Через несколько минут мы въехали в город Красносельск. Красносельский район Армении издавна был насолен молоканами, сосланными сюда еще Екатериной II за отказ от православия. За прошедшие два века мало что изменилось в укладе их жизни — те же побеленные избы с резными ставнями, огромные хозяйства, патриархальный уклад жизни, неприятие спиртного и табака, отсутствие телевизионных антенн на крышах домов. Часто на улицах города можно было встретить людей в национальной одежде. Каждый раз, проезжая Красносельск, ты словно попадал в русскую народную сказку.
— Остановись где-нибудь, покурим, — попросил дядя Миша.
— Заедем на автовокзал, — предложил папа, — там можно и кофейку попить, и покурить, а то неудобно здесь, на виду у всех. Они же не одобряют курение.
Он припарковался возле низенького здания автовокзале!
— Посидите в машине, мы скоро, ладно?
— Ладно! — согласились мы. — Только вы нам принесите чего-нибудь сладенького.
— Возьмем вам бутылку лимонада «Буратино», — обещал дядя Миша.
— Ура! — обрадовались мы с Маней.
И принялись терпеливо дожидаться их возвращения. А чтобы ждать было не скучно, мы высунулись в окно машины и стали любоваться городом. Взглянули направо — стоял ряд белых домов с голубыми ставнями, взглянули налево — стоял ряд белых домов с зелеными ставнями.
— Красотаааа! — протянула я.
— Ага, — согласилась Манька, — ой, смотри, Аленушка!
— Где? — Я вытянула шею и увидела девочку, которая шла в нашу сторону. Девочка была в длинном белом платье и кружевном платочке, поверх платья она повязала узорчатый тюлевый фартук с оборкой понизу, на ногах у нее были светленькие туфельки.

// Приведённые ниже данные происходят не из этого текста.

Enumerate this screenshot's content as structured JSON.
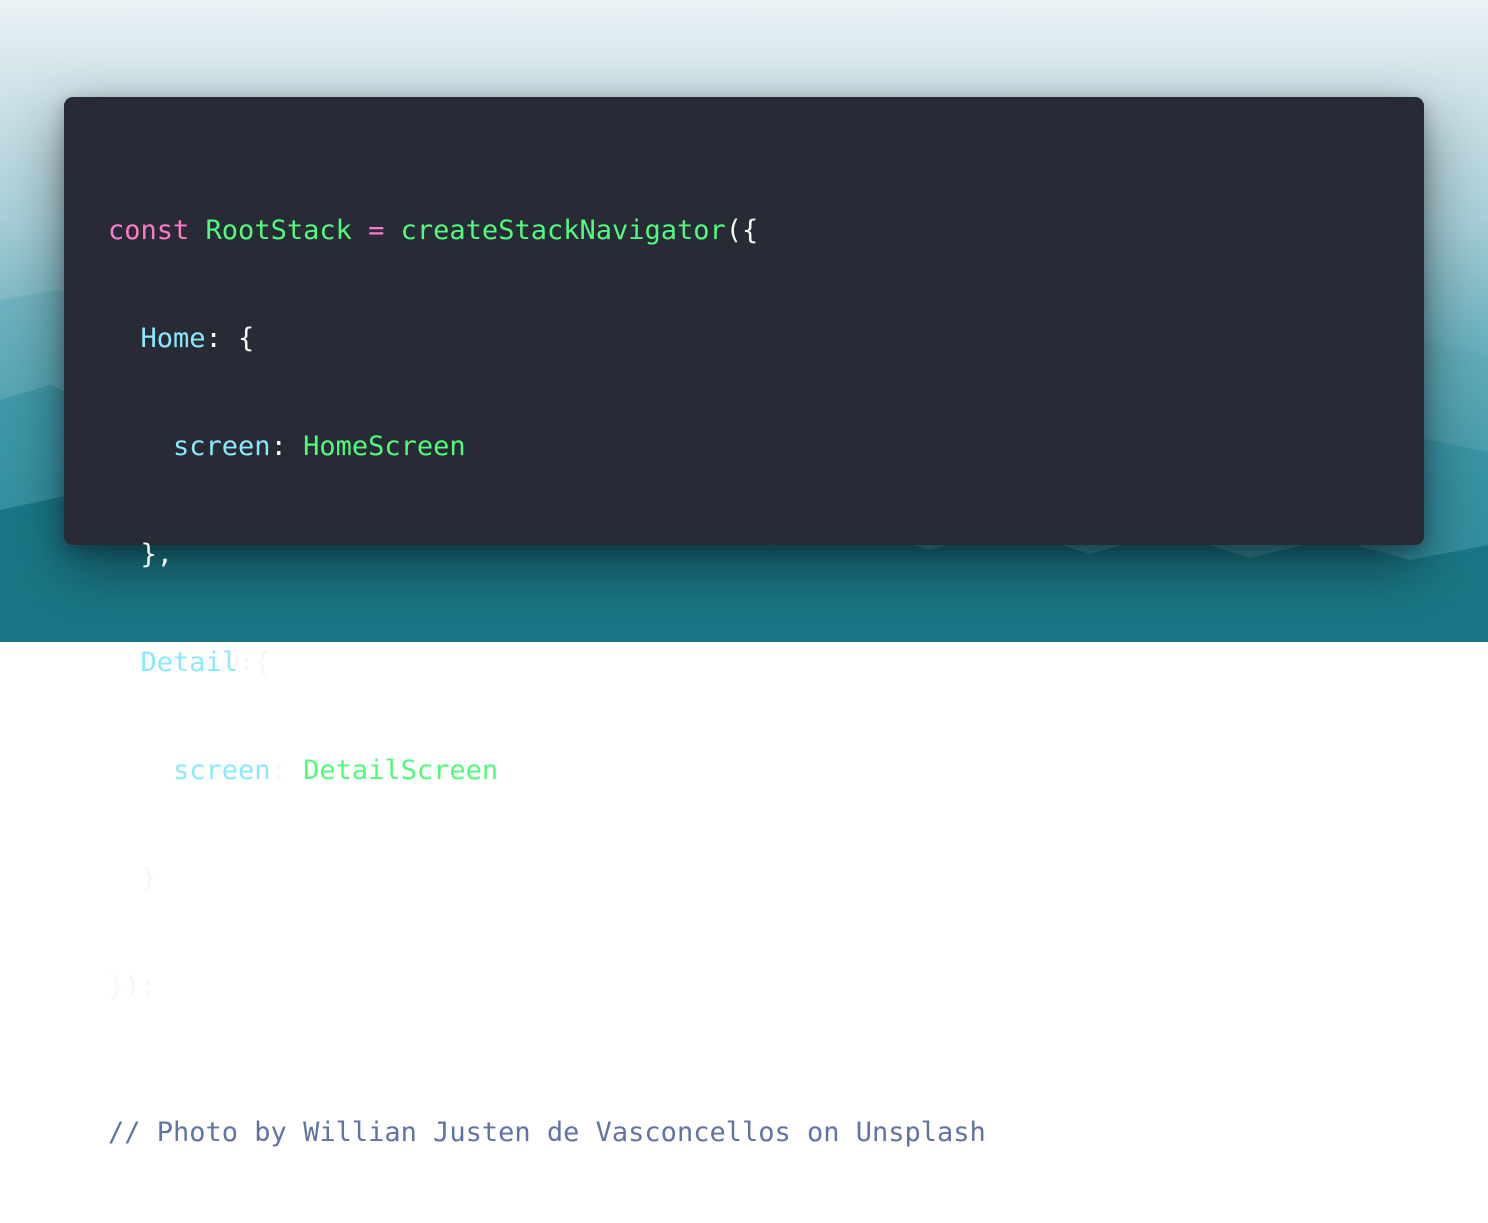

Мы с Маней, высунувшись из окна, во все глаза наблюдали за ней. Аленушка под напором наших взглядов сбавила ход, а потом и вовсе остановилась шагах в пяти от машины. Постояла в нерешительности, потом повернулась к нам спиной. Мы ахнули — у нее оказалась длинная, пышная, необычайно красивого медового оттенка коса.

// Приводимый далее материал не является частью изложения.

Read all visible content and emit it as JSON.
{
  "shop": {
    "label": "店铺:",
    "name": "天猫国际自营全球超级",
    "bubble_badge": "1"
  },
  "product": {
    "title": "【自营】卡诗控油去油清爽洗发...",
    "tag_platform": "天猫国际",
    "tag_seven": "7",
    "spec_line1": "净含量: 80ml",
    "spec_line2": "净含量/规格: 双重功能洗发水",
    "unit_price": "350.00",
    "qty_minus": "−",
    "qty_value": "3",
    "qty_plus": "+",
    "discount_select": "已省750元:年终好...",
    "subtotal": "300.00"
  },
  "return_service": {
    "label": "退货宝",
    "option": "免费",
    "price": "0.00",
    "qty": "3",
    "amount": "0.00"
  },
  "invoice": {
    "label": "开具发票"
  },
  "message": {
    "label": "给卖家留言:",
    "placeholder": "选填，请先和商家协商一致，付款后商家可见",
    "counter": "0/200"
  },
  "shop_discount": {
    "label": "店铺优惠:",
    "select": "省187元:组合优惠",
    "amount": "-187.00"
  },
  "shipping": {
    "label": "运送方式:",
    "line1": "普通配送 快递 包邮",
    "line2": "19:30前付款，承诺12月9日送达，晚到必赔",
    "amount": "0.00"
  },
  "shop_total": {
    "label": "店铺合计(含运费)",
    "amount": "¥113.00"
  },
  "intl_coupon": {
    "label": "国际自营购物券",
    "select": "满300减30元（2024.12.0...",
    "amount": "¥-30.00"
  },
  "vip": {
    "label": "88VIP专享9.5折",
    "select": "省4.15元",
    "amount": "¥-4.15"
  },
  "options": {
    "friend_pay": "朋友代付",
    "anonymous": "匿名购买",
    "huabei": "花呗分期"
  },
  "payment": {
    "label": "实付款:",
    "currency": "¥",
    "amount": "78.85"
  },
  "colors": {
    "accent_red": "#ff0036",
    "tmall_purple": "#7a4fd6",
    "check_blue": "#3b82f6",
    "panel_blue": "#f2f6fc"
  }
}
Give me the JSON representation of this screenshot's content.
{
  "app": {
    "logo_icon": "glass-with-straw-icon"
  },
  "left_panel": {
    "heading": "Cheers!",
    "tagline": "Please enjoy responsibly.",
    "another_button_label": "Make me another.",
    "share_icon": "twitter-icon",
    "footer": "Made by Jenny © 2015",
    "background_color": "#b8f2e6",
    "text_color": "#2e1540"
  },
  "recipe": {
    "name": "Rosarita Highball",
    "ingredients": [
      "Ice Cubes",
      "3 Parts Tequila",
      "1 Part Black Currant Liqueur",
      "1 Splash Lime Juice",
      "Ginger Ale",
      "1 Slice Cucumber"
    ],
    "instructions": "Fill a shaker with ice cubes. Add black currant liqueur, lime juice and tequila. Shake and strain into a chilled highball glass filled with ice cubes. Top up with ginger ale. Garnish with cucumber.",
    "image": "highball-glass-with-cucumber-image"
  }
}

— Ух ты! — выдохнули мы. — Вот это волосыыыы!
— Девоооочкааааа, — позвала я.
Девочка не шелохнулась.
— Боится нас, что ли, — воинственно шмыгнула носом Манька.
— Наверное, — шепнула я.
— Аленушкааааа, — тоненьким голосом позвала Маня, — Алйоооооо-нуш-каааааа!
Девочка дернула плечом, но не сдвинулась с места, только привычным движением поправила платочек на голове.

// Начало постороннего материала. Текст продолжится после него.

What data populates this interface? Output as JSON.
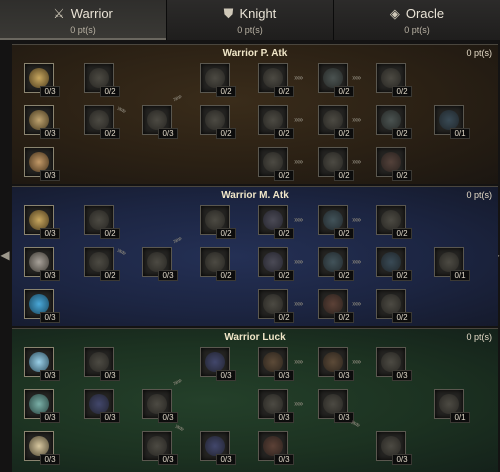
{
  "tabs": [
    {
      "label": "Warrior",
      "points": "0 pt(s)",
      "icon": "crossed-swords-icon",
      "active": true
    },
    {
      "label": "Knight",
      "points": "0 pt(s)",
      "icon": "shield-icon",
      "active": false
    },
    {
      "label": "Oracle",
      "points": "0 pt(s)",
      "icon": "eye-icon",
      "active": false
    }
  ],
  "sections": {
    "patk": {
      "title": "Warrior P. Atk",
      "points": "0 pt(s)",
      "row1": [
        "0/3",
        "0/2",
        "0/2",
        "0/2",
        "0/2",
        "0/2"
      ],
      "row2": [
        "0/3",
        "0/2",
        "0/3",
        "0/2",
        "0/2",
        "0/2",
        "0/2",
        "0/1"
      ],
      "row3": [
        "0/3",
        "0/2",
        "0/2",
        "0/2"
      ]
    },
    "matk": {
      "title": "Warrior M. Atk",
      "points": "0 pt(s)",
      "row1": [
        "0/3",
        "0/2",
        "0/2",
        "0/2",
        "0/2",
        "0/2"
      ],
      "row2": [
        "0/3",
        "0/2",
        "0/3",
        "0/2",
        "0/2",
        "0/2",
        "0/2",
        "0/1"
      ],
      "row3": [
        "0/3",
        "0/2",
        "0/2",
        "0/2"
      ]
    },
    "luck": {
      "title": "Warrior Luck",
      "points": "0 pt(s)",
      "row1": [
        "0/3",
        "0/3",
        "0/3",
        "0/3",
        "0/3",
        "0/3"
      ],
      "row2": [
        "0/3",
        "0/3",
        "0/3",
        "0/3",
        "0/3",
        "0/1"
      ],
      "row3": [
        "0/3",
        "0/3",
        "0/3",
        "0/3",
        "0/3"
      ]
    }
  },
  "colors": {
    "patk_bg": "#2a2014",
    "matk_bg": "#1c2542",
    "luck_bg": "#1c3221",
    "title_text": "#f0e6c8"
  },
  "icons": {
    "left_arrow": "chevron-left-icon",
    "right_arrow": "chevron-right-icon",
    "connector": "arrow-chain-icon"
  }
}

— Аленушкааааа, — позвали мы, — девочка, ты Аленушка или кто?
Девочка обернулась. Посмотрела на нас с любопытством. Промолчала.
— Может, она глухая? Или немая? — Манька высунулась в окно машины так далеко, что чуть не выпала, — я еле успела вцепиться в ремень брюк и удержала ее на весу.
— Осторожнее — зашипела я.
Манька вползла обратно в машину. От прилизанной утренней прически не осталось и следа — волос у моей подруги немилосердно кучерявился, надо лбом развевался боевой чубчик.
— Ня! — вдруг сказала девочка. — Я ня Аленушка, я Варя!
— Варя? — Мы вылезли из машины и подошли к девочке. — А как тогда тебя ласково называют? Варежка, что ли?
— Сами вы варежки, — обиделась девочка, — а меня мамка Варечкой кличет.
Мы какое-то время молча изучали друг друга.
— «Ну погоди!» любишь? — Я решила продолжить светский разговор.
— А чтой это? — удивилась девочка.
— Ну, это мультик такой, неужели ни разу не видела? По телевизору часто показывают.
— Ня, — покачала головой девочка, — нам пресвитер ня велит смотреть телевизор. Говорит — это грех.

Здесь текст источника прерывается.